Willie Aames, former star of 1970s and '80s hit shows "Eight is Enough" and "Charles in Charge," joined the ranks of recession-hit celebrities last week, when he held a garage sale at his suburban Kansas City, Kan., home. Dozens of fans showed up Thursday to score a piece of Aames' TV memorabilia along with antiques, artwork and mounted deer heads.
Aames filed for bankruptcy last year, and his home is in foreclosure. The garage sale was his latest move to stay afloat.
He may still be the king of pop, but Michael Jackson doesn't have royal amounts of wealth to go with his title. Last year, he sold his famous Neverland ranch, and he was supposed to auction 2,000 items from the estate in April. The auction is currently in doubt, however, after Jackson filed a lawsuit earlier this month to halt the sale because he said he did not give permission to sell the items.
That may be because Jackson has a new payday set: a series of 50 concerts kicking off in London in July. Some 750,000 tickets sold out in four hours. Jackson reportedly stands to earn between $1 million and $2 million per show.
Former "Full House" star Jodie Sweetin is struggling to keep a house of her own. In November, the mom and former meth addict filed court papers detailing her crumbling marriage to Cody Herpin and the sad state of their financial affairs.
"Our house is in foreclosure, our water has been shut off twice. Currently, all of our other utilities are overdue," Sweetin said in papers filed Nov. 19 in an Orange County, Calif., court.
Once one of Hollywood's most promising young stars, Lindsay Lohan may have fallen into financial trouble as her career goes downhill. The much-scrutinized star, whose new movie will go straight to cable TV instead of movie theaters, has been relying mostly on credit cards and cash from now ex-girlfriend Samantha Ronson, according to The New York Daily News.
The paper cited evidence that Lohan has been spending above her means, like purchasing a new Rolex watch for $30,000. The 22-year-old actress's lack of major acting roles and her recent split from Ronson can't be helping her bottom line.
She's photographed some of the world's most famous faces and is an icon herself, but Annie Leibovitz is struggling to stay out of debt. In September, the New York Post reported that the 58-year-old photographer has racked up $715,000 worth of debt, according to court documents
She allegedly owed money for unpaid taxes, an aborted book project and equipment rental fees. She was also overdue in paying for renovations to her New York City town house, according to court documents.

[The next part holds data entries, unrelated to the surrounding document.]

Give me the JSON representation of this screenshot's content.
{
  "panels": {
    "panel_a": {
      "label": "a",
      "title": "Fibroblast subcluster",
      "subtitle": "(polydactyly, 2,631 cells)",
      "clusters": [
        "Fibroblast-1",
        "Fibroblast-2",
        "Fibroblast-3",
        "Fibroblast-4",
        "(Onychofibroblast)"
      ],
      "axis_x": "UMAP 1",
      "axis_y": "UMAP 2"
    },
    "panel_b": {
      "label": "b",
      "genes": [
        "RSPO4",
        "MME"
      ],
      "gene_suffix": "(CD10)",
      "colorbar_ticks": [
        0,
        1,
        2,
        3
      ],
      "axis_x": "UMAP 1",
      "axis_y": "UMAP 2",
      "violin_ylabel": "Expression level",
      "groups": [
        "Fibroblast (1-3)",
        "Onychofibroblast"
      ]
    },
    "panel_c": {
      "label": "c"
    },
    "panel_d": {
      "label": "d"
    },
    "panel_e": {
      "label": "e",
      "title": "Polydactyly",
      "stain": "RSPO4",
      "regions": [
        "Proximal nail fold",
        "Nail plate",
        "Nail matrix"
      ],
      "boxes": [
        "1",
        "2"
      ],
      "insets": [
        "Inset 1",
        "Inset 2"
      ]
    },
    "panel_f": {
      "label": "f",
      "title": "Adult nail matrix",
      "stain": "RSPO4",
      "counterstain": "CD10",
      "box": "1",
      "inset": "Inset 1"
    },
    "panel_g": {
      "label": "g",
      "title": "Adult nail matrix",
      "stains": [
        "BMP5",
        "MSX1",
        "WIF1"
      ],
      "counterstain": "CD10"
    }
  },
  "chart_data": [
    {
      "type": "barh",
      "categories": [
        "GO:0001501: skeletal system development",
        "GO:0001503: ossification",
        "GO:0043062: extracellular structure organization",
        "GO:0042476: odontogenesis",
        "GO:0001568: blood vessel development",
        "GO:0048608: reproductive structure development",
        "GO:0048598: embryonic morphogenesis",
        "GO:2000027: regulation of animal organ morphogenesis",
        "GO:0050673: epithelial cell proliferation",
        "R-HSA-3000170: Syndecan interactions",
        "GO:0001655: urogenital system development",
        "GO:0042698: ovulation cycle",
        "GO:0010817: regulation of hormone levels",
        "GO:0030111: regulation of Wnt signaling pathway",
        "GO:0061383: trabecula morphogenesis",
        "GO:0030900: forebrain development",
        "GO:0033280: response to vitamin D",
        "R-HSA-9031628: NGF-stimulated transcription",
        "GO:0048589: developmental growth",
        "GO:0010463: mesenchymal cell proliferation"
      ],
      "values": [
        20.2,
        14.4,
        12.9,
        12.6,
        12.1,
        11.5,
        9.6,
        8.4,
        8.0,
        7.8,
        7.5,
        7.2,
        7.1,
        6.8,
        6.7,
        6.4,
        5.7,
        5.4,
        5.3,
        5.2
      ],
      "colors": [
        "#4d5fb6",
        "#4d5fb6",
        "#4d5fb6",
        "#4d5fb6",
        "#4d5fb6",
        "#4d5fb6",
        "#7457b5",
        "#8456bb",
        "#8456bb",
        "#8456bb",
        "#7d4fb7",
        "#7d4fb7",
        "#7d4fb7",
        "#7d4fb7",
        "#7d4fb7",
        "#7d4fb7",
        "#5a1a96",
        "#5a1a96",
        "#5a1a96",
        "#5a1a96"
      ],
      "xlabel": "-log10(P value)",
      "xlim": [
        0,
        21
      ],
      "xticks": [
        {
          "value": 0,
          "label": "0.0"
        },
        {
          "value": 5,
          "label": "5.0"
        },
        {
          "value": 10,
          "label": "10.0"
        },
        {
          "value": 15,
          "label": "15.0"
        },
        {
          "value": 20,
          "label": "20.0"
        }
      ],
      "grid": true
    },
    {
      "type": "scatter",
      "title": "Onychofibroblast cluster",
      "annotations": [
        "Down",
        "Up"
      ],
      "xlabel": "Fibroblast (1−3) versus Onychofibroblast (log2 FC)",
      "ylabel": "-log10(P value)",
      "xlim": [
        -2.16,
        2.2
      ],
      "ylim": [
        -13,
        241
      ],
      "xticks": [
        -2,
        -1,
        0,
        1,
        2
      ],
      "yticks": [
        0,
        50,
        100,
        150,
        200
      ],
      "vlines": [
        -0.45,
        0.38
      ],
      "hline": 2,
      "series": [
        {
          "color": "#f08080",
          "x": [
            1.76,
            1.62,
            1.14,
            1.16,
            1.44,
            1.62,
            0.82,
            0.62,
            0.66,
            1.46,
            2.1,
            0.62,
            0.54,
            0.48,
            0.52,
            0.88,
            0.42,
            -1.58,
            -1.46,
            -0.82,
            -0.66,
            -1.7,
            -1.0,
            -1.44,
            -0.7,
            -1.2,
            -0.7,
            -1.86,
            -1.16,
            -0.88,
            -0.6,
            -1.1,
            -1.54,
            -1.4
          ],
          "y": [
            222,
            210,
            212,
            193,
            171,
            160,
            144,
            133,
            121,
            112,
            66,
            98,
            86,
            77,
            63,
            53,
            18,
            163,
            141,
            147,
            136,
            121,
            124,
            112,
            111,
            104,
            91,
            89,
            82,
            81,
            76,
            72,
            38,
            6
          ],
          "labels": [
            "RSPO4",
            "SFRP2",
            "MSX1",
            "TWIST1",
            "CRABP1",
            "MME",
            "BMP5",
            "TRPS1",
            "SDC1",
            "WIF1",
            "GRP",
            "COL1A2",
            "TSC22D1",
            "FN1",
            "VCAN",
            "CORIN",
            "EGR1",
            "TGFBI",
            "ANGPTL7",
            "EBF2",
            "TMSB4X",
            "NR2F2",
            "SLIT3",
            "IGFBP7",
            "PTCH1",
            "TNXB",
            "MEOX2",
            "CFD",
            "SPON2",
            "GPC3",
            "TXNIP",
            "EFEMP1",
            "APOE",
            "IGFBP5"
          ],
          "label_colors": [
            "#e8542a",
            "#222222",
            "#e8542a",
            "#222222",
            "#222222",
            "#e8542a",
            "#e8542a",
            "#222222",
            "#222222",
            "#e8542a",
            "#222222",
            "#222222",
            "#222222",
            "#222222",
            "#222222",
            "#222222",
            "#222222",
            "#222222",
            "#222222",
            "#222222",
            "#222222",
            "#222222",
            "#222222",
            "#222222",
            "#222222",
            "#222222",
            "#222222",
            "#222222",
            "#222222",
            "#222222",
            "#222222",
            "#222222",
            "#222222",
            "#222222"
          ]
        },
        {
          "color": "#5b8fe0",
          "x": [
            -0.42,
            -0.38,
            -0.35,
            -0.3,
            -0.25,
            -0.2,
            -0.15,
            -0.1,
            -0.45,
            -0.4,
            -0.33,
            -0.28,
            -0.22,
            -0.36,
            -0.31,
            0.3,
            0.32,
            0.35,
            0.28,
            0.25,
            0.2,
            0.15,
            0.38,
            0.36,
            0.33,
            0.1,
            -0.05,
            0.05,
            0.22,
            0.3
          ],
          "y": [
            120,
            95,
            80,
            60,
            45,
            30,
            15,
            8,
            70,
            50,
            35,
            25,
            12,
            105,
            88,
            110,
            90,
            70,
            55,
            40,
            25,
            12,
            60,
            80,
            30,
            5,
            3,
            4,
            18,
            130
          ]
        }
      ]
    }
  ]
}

Earlier this month, The New York Times reported that Leibovitz is trying to rectify her financial woes by hocking her photographs. In December, she borrowed $10.5 million from the Art Capital Group, on top of the $5 million she borrowed from the same firm in the fall. She put up as collateral the rights to all her photographs, along with her town house and a country house.
"American Idol" fame isn't helping R&B crooner Ruben Studdard pay his bills these days. In August, the season two winner was hit with property liens for allegedly failing to pay nearly $200,000 in state and federal taxes, according to court records.

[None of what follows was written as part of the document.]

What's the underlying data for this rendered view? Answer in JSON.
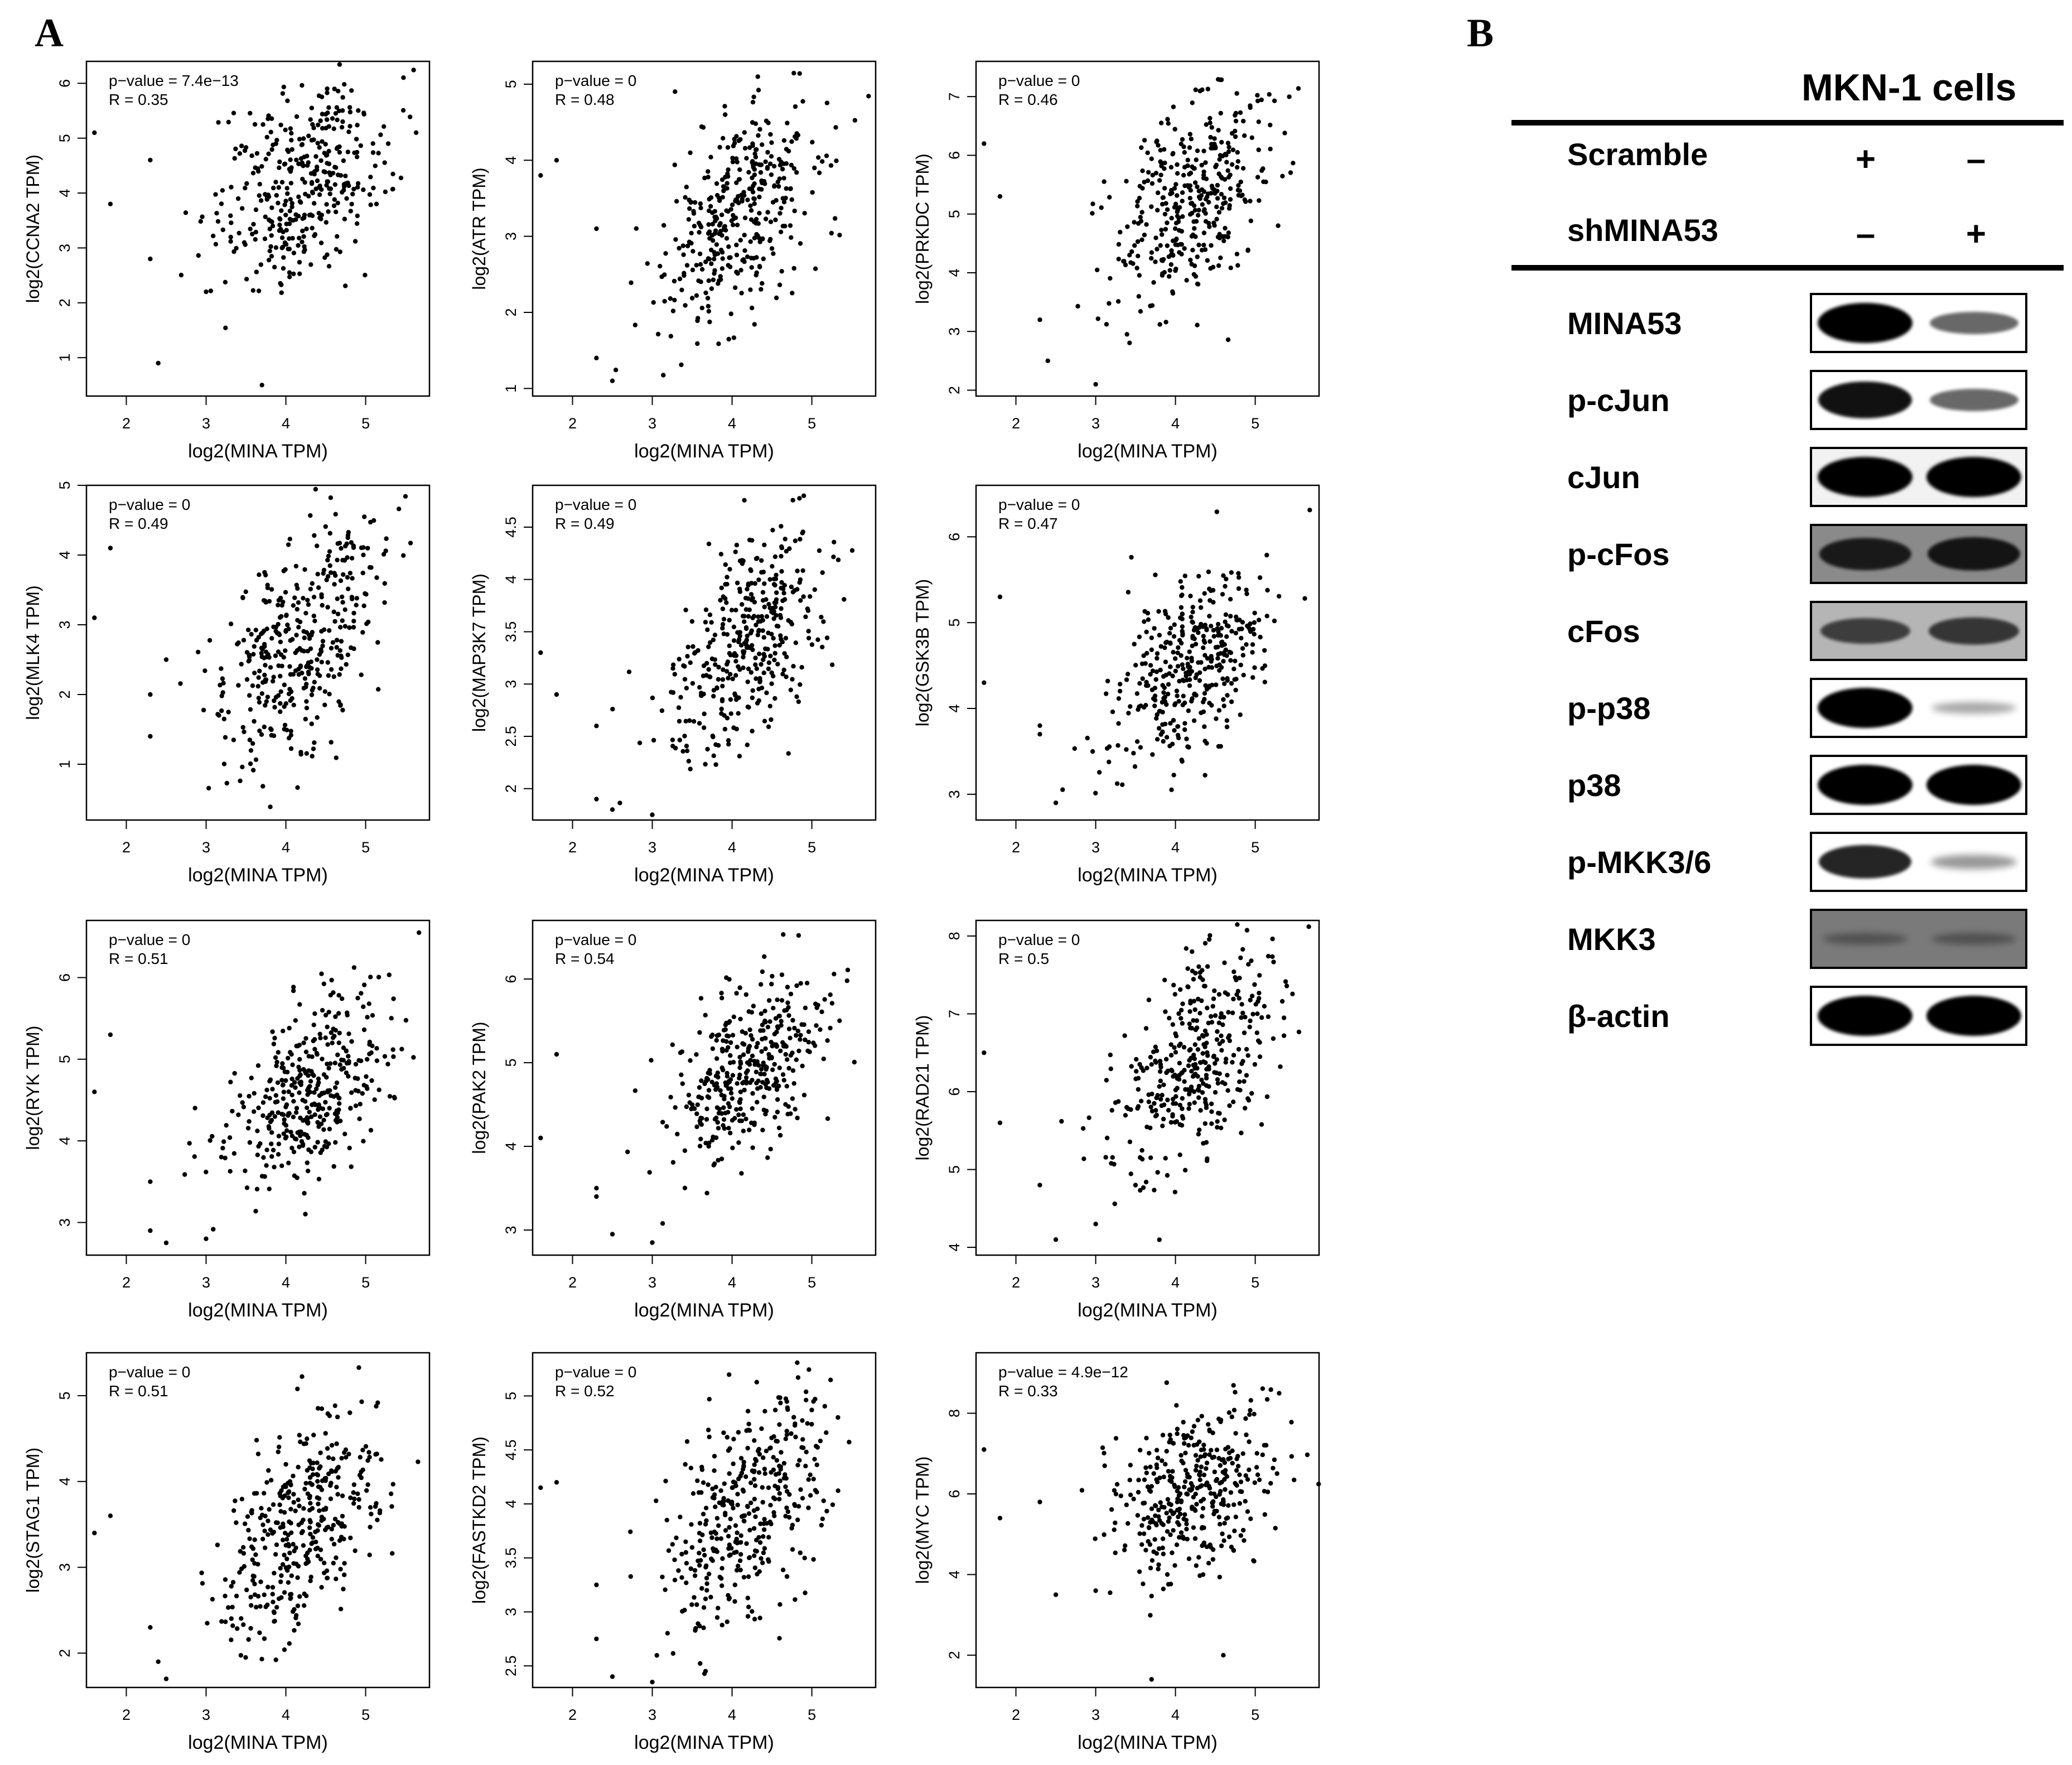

Times are tough for Johnny Carson's former right-hand man. Ed McMahon shocked fans last summer when he announced he was on the brink of foreclosure. Things seemed to take a turn for the better when at least two people offered to buy McMahon's six-bedroom Beverly Hills mansion, including Donald Trump, who said he would lease the home back to McMahon.
Even though an unidentified potential buyer outbid Trump and then backed out of the deal in September, the real estate mogul said he still wants to help McMahon.
"We are currently working with the broker who is coordinating the efforts of the various lenders that have interest in the McMahon property," Trump's spokesman Michael Cohen told CNBC. They're hoping to come to terms soon."
Meanwhile, McMahon's health is declining. The ex-"Tonight Show" sidekick was hospitalized with bone cancer in February.